Psychologie, éducation & enseignement spécialisé
(Site créé et animé par Daniel Calin)

 

Les violences institutionnelles en milieu scolaire

 

 
Un texte de Daniel Calin


Ce texte rend compte d’une intervention donnée lors des XIVèmes Rencontres du CMPP d’Orly, qui portaient sur le thème Les formes contemporaines de la violence, organisées sous la direction du Dr Jean-Pierre Drapier, le 17 mai 2014, à Orly (94).

 

Depuis 2001, à travers le dispositif SIGNA, puis SIVIS à partir de 2007, le Ministère de l’Éducation Nationale prétend recenser l’ensemble des violences graves dans l’ensemble des établissements scolaires secondaires. Éduscol, le portail officiel des professionnels de l’éducation, consacre une rubrique à la Prévention de la violence en milieu scolaire. Chaque année, la DEPP (Direction de l’évaluation, de la prospective et de la performance) publie une « note d’information » sur la question(1).
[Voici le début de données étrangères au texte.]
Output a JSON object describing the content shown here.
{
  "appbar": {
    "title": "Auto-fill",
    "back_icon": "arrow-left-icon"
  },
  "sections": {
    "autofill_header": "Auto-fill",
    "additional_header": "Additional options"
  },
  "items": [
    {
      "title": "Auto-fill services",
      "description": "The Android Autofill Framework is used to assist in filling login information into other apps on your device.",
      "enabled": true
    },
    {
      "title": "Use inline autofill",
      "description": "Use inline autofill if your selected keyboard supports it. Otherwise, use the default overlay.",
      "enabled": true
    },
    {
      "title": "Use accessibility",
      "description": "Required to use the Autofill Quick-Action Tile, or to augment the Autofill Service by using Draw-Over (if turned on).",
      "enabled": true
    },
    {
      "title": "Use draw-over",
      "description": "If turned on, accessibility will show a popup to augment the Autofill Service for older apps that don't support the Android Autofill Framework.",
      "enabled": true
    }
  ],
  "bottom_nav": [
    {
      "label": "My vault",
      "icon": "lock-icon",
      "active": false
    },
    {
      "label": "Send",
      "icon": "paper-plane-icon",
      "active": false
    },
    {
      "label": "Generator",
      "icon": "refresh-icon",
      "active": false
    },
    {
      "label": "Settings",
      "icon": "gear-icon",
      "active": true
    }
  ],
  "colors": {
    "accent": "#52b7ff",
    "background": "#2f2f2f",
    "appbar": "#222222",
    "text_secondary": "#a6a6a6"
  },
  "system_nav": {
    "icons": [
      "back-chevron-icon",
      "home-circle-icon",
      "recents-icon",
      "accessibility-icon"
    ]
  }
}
Ces dispositifs, très révélateurs des obsessions sécuritaires qui envahissent notre vie collective depuis que nos politiques organisent la montée en puissance du chômage de masse, ont la caractéristique générale de supposer que les violences en milieu scolaire sont exclusivement le fait des élèves : les violences des adultes et de l’institution sont totalement écartées de ces enquêtes, et par conséquent des « réflexions » qu’elles inspirent et des « mesures » qui en découlent.

C’est ce vide abyssal que je me propose ici de dénoncer, en mettant à jour d’autres formes de « violences » en milieu scolaire que la sempiternelle violence juvénile(2).

 

La violence structurelle de l’institution scolaire

La première réalité à souligner est l’existence d’une violence structurelle de l’institution scolaire, qui fonde et justifie son existence. Cette violence se manifeste très explicitement par le principe de l’obligation scolaire. Il est évident que si l’on donnait le choix aux enfants et aux adolescents entre la fréquentation des bancs de l’école et la liberté de vaquer à leurs occupations préférées, il n’y aurait qu’une petite frange de personnalités toutes plus problématiques les unes que les autres pour préférer les austérités de la classe aux joies claires de la grande récréation.

Il ne s’agit évidemment pas pour moi de mettre en cause le principe de l’obligation scolaire, mais seulement de remettre en place les réalités fondatrices de la scolarisation, comme, au-delà, celles de toute éducation. En effet, toute éducation repose sur la nécessité de contraindre les impulsions spontanées du psychisme humain pour rendre tout simplement supportable la vie en commun, voire la vie tout court(3). Le rousseauisme, qui prétend le contraire, est une illusion ravageuse, ou plutôt un mensonge hypocrite. Le précepteur de L’Émile de Rousseau ne se contente nullement de livrer son élève à sa spontanéité et à la libre vie dans la nature. Bien au contraire, il organise systématiquement son environnement pour amener Émile là où il veut le conduire. L’éducation revisitée par Rousseau n’est en rien « libertaire », délivrée de toute contrainte, c’est une manipulation méthodique constante, laquelle constitue la pire forme de contrainte que l’on puisse imaginer, puisque l’invisibilité de cette contrainte rend impossible toute révolte. Ce système est d’ailleurs une bonne prémonition de la situation actuelle des sujets adultes du système libéral avancé, dans lequel la « liberté politique » proclamée est en réalité enserrée dans un système de manipulation de « l’opinion » tellement sophistiqué que cette liberté ne peut pratiquement pas se retourner contre un si merveilleux système(4).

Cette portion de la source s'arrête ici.